There's no allegation of actual misconduct by her specifically. The grievance is about the raid itself, and the "revenge" he chose was to target the most visibly gender-nonconforming officer on the scene.
His other tracks attempt to humorously allege actual deficiencies in police conduct. This one doesn't critique policing or say anything meaningful about the raid. It punches entirely at someone's appearance and perceived sexuality.
In other words: it's a hip-hop diss track.

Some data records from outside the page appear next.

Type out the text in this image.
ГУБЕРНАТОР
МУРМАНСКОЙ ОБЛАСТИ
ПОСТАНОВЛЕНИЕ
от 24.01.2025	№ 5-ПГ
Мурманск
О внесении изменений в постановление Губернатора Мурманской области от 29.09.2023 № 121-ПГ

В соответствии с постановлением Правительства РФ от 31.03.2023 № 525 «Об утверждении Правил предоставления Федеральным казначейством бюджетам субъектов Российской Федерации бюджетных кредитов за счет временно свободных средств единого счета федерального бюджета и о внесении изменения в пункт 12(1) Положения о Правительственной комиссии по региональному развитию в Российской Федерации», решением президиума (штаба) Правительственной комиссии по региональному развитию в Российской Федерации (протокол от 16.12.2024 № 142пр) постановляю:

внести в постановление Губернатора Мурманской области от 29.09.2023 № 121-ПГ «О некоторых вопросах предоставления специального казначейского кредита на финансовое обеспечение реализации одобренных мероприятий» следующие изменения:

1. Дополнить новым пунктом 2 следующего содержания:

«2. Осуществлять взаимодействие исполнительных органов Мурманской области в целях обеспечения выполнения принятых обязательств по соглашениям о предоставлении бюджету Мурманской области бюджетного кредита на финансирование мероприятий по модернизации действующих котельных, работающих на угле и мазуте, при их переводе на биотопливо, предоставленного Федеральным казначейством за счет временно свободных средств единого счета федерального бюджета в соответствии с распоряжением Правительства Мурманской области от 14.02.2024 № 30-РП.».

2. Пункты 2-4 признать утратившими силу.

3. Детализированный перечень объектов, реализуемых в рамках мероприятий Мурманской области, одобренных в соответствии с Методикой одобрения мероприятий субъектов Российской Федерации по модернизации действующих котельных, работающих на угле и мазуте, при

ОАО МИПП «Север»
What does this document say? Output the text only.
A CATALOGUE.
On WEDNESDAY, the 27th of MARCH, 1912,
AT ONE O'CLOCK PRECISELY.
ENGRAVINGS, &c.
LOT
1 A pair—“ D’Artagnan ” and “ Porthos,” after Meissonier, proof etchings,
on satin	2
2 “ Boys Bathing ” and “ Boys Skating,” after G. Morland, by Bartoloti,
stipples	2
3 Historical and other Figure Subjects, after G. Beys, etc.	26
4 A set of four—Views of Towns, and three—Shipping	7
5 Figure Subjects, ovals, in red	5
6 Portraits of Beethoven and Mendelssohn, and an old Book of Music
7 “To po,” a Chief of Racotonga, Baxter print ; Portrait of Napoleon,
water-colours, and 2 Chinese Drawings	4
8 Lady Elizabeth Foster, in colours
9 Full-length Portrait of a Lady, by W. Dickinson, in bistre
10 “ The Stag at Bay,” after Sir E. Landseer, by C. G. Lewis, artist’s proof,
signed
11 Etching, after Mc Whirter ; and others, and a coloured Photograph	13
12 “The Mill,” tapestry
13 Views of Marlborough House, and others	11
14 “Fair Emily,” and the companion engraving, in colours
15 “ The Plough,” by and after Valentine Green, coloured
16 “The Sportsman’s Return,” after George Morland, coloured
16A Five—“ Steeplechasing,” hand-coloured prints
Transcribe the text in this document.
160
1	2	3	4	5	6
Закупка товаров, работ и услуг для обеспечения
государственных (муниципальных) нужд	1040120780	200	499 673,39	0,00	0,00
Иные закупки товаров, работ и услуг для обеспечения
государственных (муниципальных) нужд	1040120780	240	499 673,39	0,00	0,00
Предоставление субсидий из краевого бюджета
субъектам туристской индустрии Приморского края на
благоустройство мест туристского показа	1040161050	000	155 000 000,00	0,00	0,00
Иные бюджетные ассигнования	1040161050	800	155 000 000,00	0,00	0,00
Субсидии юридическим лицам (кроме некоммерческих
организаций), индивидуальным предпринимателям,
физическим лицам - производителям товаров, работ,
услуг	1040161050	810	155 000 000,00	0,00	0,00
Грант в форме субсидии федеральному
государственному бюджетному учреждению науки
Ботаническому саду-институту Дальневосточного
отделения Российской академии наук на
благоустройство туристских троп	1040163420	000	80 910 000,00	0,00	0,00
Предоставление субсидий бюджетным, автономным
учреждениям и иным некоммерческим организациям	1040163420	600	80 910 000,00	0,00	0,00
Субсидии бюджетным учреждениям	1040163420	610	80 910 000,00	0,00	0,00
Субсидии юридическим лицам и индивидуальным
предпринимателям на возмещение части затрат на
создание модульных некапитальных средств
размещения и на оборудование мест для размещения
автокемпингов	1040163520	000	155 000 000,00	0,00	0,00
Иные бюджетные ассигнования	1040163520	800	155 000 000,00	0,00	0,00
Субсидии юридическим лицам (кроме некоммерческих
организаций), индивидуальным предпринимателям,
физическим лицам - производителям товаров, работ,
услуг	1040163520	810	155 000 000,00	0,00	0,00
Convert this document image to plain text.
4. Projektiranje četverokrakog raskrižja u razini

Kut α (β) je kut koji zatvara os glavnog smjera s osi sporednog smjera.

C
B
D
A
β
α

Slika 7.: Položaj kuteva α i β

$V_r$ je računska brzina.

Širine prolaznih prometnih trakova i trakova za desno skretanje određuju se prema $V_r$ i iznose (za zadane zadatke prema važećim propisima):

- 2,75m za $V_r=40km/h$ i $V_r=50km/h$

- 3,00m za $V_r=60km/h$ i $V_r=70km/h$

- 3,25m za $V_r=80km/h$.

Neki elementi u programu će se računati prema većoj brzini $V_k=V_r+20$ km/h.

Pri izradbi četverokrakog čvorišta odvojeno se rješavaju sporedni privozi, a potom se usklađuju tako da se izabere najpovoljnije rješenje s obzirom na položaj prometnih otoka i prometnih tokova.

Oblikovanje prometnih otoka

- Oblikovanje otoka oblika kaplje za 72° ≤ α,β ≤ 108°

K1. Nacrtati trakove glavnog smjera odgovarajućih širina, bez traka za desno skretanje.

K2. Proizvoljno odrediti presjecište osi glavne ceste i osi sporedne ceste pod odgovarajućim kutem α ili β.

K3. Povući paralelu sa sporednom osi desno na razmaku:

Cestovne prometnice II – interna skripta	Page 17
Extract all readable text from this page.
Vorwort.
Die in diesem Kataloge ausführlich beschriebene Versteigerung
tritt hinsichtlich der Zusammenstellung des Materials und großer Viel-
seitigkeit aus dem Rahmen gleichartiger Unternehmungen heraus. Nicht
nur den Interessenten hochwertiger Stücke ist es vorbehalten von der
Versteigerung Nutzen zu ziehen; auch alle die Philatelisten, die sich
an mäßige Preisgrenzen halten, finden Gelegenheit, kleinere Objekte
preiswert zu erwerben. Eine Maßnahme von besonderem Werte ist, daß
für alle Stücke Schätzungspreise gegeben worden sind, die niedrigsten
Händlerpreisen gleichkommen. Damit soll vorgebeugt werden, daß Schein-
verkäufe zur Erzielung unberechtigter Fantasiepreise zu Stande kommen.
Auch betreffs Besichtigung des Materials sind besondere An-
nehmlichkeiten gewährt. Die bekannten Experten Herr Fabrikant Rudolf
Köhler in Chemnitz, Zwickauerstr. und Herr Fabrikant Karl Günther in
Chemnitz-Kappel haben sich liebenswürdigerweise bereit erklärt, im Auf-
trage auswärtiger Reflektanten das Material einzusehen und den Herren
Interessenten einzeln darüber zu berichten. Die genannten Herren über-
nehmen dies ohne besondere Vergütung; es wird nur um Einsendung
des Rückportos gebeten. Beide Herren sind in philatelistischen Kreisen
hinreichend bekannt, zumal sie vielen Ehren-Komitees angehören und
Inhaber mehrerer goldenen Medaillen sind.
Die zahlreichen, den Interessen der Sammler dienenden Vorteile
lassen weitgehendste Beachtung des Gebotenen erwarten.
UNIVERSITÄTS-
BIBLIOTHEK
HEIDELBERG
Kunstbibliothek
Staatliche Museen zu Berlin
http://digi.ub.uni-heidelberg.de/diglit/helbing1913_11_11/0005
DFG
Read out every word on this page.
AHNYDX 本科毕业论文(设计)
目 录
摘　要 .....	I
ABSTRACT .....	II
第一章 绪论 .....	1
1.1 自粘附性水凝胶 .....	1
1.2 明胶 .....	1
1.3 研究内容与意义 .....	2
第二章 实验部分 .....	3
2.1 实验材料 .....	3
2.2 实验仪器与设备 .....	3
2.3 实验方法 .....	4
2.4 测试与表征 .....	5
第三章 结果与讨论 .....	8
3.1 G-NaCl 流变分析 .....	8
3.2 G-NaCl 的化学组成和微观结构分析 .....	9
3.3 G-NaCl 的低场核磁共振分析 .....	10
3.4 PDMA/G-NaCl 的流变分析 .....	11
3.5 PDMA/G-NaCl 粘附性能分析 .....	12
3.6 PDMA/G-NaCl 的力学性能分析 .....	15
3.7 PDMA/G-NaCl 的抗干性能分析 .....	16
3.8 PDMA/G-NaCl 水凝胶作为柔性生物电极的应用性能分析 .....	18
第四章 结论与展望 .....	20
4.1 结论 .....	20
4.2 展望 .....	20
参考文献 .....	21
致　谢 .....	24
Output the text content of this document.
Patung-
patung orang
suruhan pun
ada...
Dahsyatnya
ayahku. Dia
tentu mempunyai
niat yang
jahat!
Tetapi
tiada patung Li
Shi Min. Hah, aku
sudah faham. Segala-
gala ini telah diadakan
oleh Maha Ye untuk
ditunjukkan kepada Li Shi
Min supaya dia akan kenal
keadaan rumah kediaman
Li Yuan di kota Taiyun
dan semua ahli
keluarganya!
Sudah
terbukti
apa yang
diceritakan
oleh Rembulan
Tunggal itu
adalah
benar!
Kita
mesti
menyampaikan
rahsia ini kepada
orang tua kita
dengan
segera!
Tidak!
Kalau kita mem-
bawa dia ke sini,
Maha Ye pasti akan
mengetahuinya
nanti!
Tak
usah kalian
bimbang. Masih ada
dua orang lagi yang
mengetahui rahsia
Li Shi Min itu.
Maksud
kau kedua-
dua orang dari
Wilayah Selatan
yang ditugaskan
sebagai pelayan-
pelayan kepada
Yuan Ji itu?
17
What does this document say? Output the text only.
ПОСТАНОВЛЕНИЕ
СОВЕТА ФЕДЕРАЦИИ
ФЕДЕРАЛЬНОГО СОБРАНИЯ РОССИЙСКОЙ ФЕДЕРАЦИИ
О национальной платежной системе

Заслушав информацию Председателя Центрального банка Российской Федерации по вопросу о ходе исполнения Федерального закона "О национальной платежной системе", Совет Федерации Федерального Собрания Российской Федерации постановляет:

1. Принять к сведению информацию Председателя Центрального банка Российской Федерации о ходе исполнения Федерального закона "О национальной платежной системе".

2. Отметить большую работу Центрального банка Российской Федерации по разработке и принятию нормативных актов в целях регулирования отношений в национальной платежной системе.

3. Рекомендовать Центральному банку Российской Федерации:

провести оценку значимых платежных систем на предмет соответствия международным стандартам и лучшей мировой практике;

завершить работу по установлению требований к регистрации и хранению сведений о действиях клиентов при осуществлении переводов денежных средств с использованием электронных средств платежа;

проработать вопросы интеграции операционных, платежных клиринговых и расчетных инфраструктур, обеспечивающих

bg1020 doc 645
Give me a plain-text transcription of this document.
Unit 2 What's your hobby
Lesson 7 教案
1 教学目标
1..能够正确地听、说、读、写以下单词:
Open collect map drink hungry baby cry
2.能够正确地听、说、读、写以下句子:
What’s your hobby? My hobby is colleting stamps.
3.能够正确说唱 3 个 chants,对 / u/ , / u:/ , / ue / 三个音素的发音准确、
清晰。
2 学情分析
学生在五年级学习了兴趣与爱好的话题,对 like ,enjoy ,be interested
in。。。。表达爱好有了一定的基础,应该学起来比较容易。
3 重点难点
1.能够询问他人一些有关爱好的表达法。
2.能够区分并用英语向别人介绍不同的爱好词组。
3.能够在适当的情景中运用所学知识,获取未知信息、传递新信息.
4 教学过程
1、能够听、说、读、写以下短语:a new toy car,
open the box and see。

Not really. Common threads across that genre is that the ridicule connects to something real. Artistic credibility, business betrayals, hypocrisy, actual conduct. The punchlines land because they're built on a foundation the audience recognizes as legitimate.
Even in a genre where personal attacks are an art form, the best diss tracks target what someone did, not just what they look like. Afroman knows how to do that, his other raid tracks prove it. He just didn't do it here.